Guna hukum tidak bisa menyatakan nilainya buat bisnis kecuali apabila searah dengannya. Itu berarti berpartner dengan peranan perusahaan yang lain dan fokus pada konsumen yakni teknik terhebat untuk memperhitungkan serta memenuhi kebutuhan serta angan-angan mereka yang berganti dalam sekejap.

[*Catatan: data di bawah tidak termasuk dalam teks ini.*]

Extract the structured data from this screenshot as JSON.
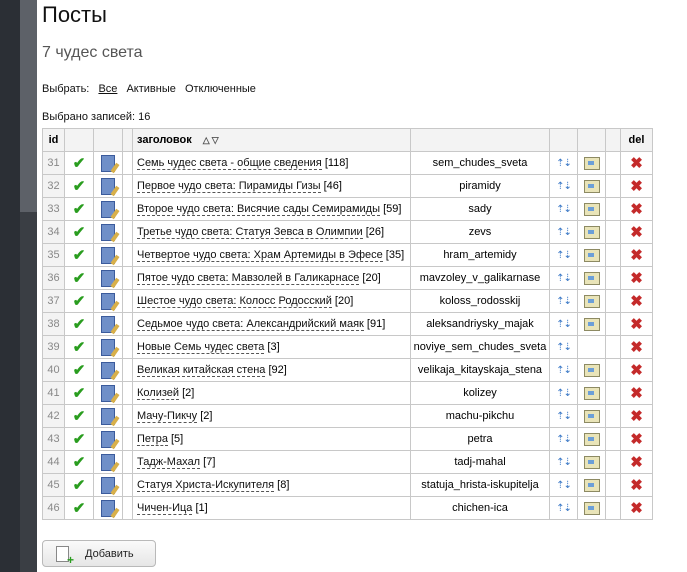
{
  "page": {
    "title": "Посты",
    "subtitle": "7 чудес света",
    "filter": {
      "label": "Выбрать:",
      "options": [
        "Все",
        "Активные",
        "Отключенные"
      ],
      "active": "Все"
    },
    "count_text": "Выбрано записей: 16"
  },
  "table": {
    "headers": {
      "id": "id",
      "title": "заголовок",
      "del": "del"
    },
    "rows": [
      {
        "id": "31",
        "title": "Семь чудес света - общие сведения",
        "count": "[118]",
        "alias": "sem_chudes_sveta",
        "link": true
      },
      {
        "id": "32",
        "title": "Первое чудо света: Пирамиды Гизы",
        "count": "[46]",
        "alias": "piramidy",
        "link": true
      },
      {
        "id": "33",
        "title": "Второе чудо света: Висячие сады Семирамиды",
        "count": "[59]",
        "alias": "sady",
        "link": true
      },
      {
        "id": "34",
        "title": "Третье чудо света: Статуя Зевса в Олимпии",
        "count": "[26]",
        "alias": "zevs",
        "link": true
      },
      {
        "id": "35",
        "title": "Четвертое чудо света: Храм Артемиды в Эфесе",
        "count": "[35]",
        "alias": "hram_artemidy",
        "link": true
      },
      {
        "id": "36",
        "title": "Пятое чудо света: Мавзолей в Галикарнасе",
        "count": "[20]",
        "alias": "mavzoley_v_galikarnase",
        "link": true
      },
      {
        "id": "37",
        "title": "Шестое чудо света: Колосс Родосский",
        "count": "[20]",
        "alias": "koloss_rodosskij",
        "link": true
      },
      {
        "id": "38",
        "title": "Седьмое чудо света: Александрийский маяк",
        "count": "[91]",
        "alias": "aleksandriysky_majak",
        "link": true
      },
      {
        "id": "39",
        "title": "Новые Семь чудес света",
        "count": "[3]",
        "alias": "noviye_sem_chudes_sveta",
        "link": false
      },
      {
        "id": "40",
        "title": "Великая китайская стена",
        "count": "[92]",
        "alias": "velikaja_kitayskaja_stena",
        "link": true
      },
      {
        "id": "41",
        "title": "Колизей",
        "count": "[2]",
        "alias": "kolizey",
        "link": true
      },
      {
        "id": "42",
        "title": "Мачу-Пикчу",
        "count": "[2]",
        "alias": "machu-pikchu",
        "link": true
      },
      {
        "id": "43",
        "title": "Петра",
        "count": "[5]",
        "alias": "petra",
        "link": true
      },
      {
        "id": "44",
        "title": "Тадж-Махал",
        "count": "[7]",
        "alias": "tadj-mahal",
        "link": true
      },
      {
        "id": "45",
        "title": "Статуя Христа-Искупителя",
        "count": "[8]",
        "alias": "statuja_hrista-iskupitelja",
        "link": true
      },
      {
        "id": "46",
        "title": "Чичен-Ица",
        "count": "[1]",
        "alias": "chichen-ica",
        "link": true
      }
    ]
  },
  "add_button": {
    "label": "Добавить"
  },
  "colors": {
    "check": "#2a9d1f",
    "delete": "#c42a2a",
    "sidebar": "#2b2f35"
  }
}
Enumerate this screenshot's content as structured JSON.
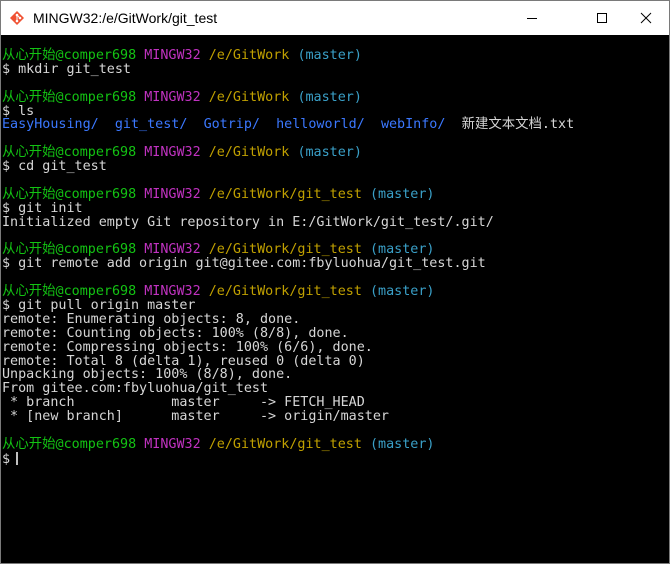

Ini ialah intupokok dari kewajiban digital, imajinasi ulang dan konfigurasi ulang yang ditopang technologi terkait bagaimana produk serta layanan lebih ringan diakses, bersaing, terbuka, konsisten, dan  diungkapkan dengan menyenangkan ke pelanggan. Kegunaan hukum dapat dan mesti memainkan andil penting dalam alih bentuk utuh dari dinamika penyedia/konsumen setia ini.

Menghilangkan pola pikir “advokat serta ‘non-pengacara'” yakni cara pertama yang bagus.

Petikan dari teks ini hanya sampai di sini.